I launched immediatly into You belong with me by Taylor Swift. Also very fitting. Music made me feel so much less alone in the world. Other people understood this high school love triangle thing I'd fallen into. Finn smiled as I sang, but I don't think he understood how much I really meant it. And I meant it with my whole heart.

"Wow, Rachel, you're really good. I never knew you could play piano," Finn said as I finished, sitting down next to me.

Nervously tucking my hair behind my ear, I answered, "Yeah, my dads got me in lessons when I was little. I'm very multi-talented." Talking about myself and my accomplishments is a guarenteed way for me to boost nervousness.

"I know that. It's what makes you awesome, Rachel." I'm not really the type of girl to blush at every compliment. It takes to much energy. But the way Finn said it, his eyes honest and open, his lips soft, curved slightly as he said it ... I was so amazed how a boy I had imagined would always be so far below me took my breath away.

"So why did you ask me here, Rach?" he asked me. God, I hated when people called me Rach. Except maybe Finn people.

Plunking out the first bar or two of People from Funny Girl, I said, "Well, I thought we could work on some songs for glee cl--"

"What if we don't? What if we just hang out? Not here. I have to pick Quinn up in a few hours, but we can drive to Taco Bell. You can tell me more about piano or something." Well, I took that offer. Pounced on it, actually. Even if we were just eating ''mexican food'' until he had to reapper for his girlfriend.

"Finn, umm, do you have a favorite show?" I could talk musical theatre with even dim-yet-cute boys like Finn.
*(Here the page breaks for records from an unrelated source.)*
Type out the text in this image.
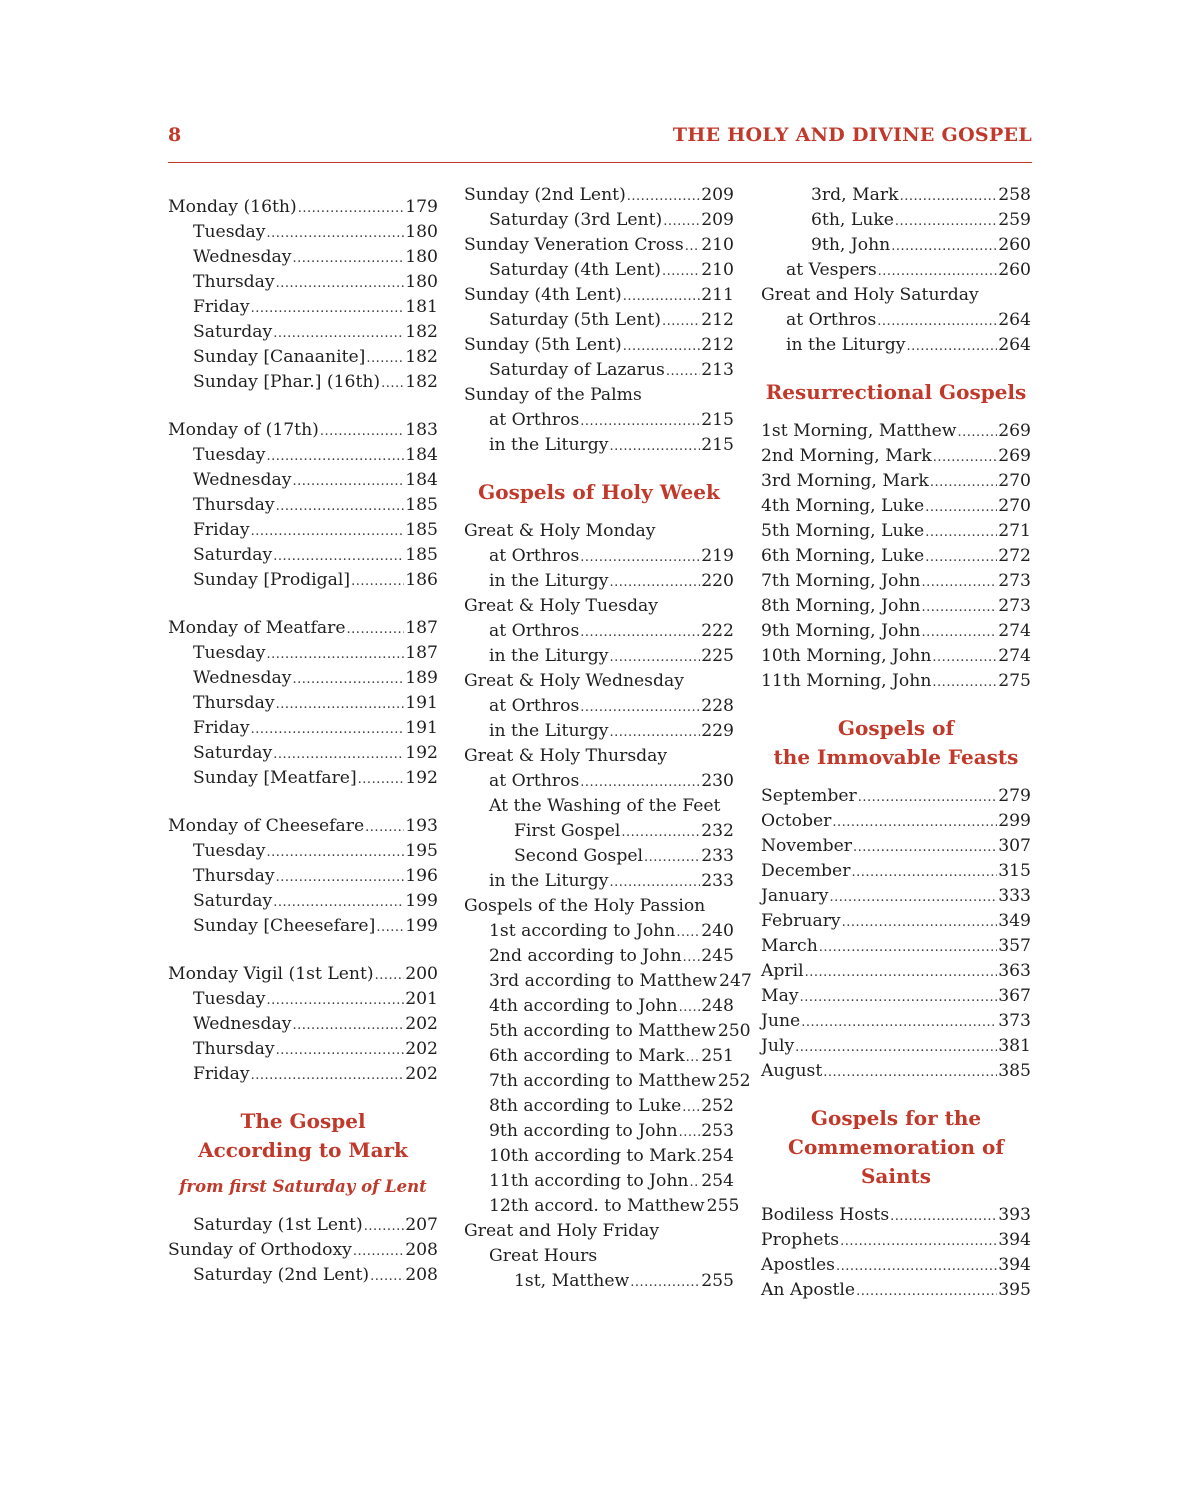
8	THE HOLY AND DIVINE GOSPEL
Monday (16th) .....	179
Tuesday .....	180
Wednesday .....	180
Thursday .....	180
Friday .....	181
Saturday .....	182
Sunday [Canaanite] ..... 182
Sunday [Phar.] (16th) ..... 182
Monday of (17th) .....	183
Tuesday .....	184
Wednesday .....	184
Thursday .....	185
Friday .....	185
Saturday .....	185
Sunday [Prodigal] .....	186
Monday of Meatfare .....	187
Tuesday .....	187
Wednesday .....	189
Thursday .....	191
Friday .....	191
Saturday .....	192
Sunday [Meatfare] .....	192
Monday of Cheesefare ..... 193
Tuesday .....	195
Thursday .....	196
Saturday .....	199
Sunday [Cheesefare] ..... 199
Monday Vigil (1st Lent) ..... 200
Tuesday .....	201
Wednesday .....	202
Thursday .....	202
Friday .....	202
The Gospel
According to Mark
from first Saturday of Lent
Saturday (1st Lent) ..... 207
Sunday of Orthodoxy .....	208
Saturday (2nd Lent) ..... 208
Sunday (2nd Lent) .....	209
Saturday (3rd Lent) ..... 209
Sunday Veneration Cross ..... 210
Saturday (4th Lent) ..... 210
Sunday (4th Lent) .....	211
Saturday (5th Lent) ..... 212
Sunday (5th Lent) .....	212
Saturday of Lazarus ..... 213
Sunday of the Palms
at Orthros .....	215
in the Liturgy .....	215
Gospels of Holy Week
Great & Holy Monday
at Orthros .....	219
in the Liturgy .....	220
Great & Holy Tuesday
at Orthros .....	222
in the Liturgy .....	225
Great & Holy Wednesday
at Orthros .....	228
in the Liturgy .....	229
Great & Holy Thursday
at Orthros .....	230
At the Washing of the Feet
First Gospel .....	232
Second Gospel .....	233
in the Liturgy .....	233
Gospels of the Holy Passion
1st according to John ..... 240
2nd according to John ..... 245
3rd according to Matthew 247
4th according to John ..... 248
5th according to Matthew 250
6th according to Mark ..... 251
7th according to Matthew 252
8th according to Luke ..... 252
9th according to John ..... 253
10th according to Mark ..... 254
11th according to John ..... 254
12th accord. to Matthew 255
Great and Holy Friday
Great Hours
1st, Matthew .....	255
3rd, Mark .....	258
6th, Luke .....	259
9th, John .....	260
at Vespers .....	260
Great and Holy Saturday
at Orthros .....	264
in the Liturgy .....	264
Resurrectional Gospels
1st Morning, Matthew ..... 269
2nd Morning, Mark .....	269
3rd Morning, Mark .....	270
4th Morning, Luke .....	270
5th Morning, Luke .....	271
6th Morning, Luke .....	272
7th Morning, John .....	273
8th Morning, John .....	273
9th Morning, John .....	274
10th Morning, John .....	274
11th Morning, John .....	275
Gospels of
the Immovable Feasts
September .....	279
October .....	299
November .....	307
December .....	315
January .....	333
February .....	349
March .....	357
April .....	363
May .....	367
June .....	373
July .....	381
August .....	385
Gospels for the
Commemoration of
Saints
Bodiless Hosts .....	393
Prophets .....	394
Apostles .....	394
An Apostle .....	395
"Well, I don't know, I like CSI." Of every boy in McKinnley, I'm here with the one who just said that? I always fall in love with dumb boys. But I still love them anyway. Finn isn't an exception. Actually, he's kind of something completely different. Because, even though I fall so hard everytime, Finn's got this potential to catch me and be so much more that I just can't let go of.

Biting into my vegetarian burrito, I told Finn, "I mean a favorite musical. Grease, or maybe Jersey Boys? Fiddler?"

"I have no clue what that means. What's your favorite?" he answered me. Which is great, because if I talk I won't think of those eyes.

"I think my all time favorite is West Side Story. But I right now I'm really into Funny Girl, Hello Dolly and the eighties make of Fame too," I said. I already had my next three answers planned out: yes, no and Cats was the weirdest thing I've seen in a very long time.

"Well, maybe you could come over to my place sometime and we could watch one of those. Hello Fame or whatever." God, that's not even subtle.

Placing my coke on the table, I asked, "Do you like me?"

"Yeah," he answered, "when you sing ... I can't describe it. Even people who don't like you can't help but shut up when you start singing." He's paving the way to my heart, complimenting me like that. Even if he doesn't know how much it means. He never seems to.

He also doesn't realise what I meant. Falling in love is so hard. Because boys - Finn - never see what's going on under it all.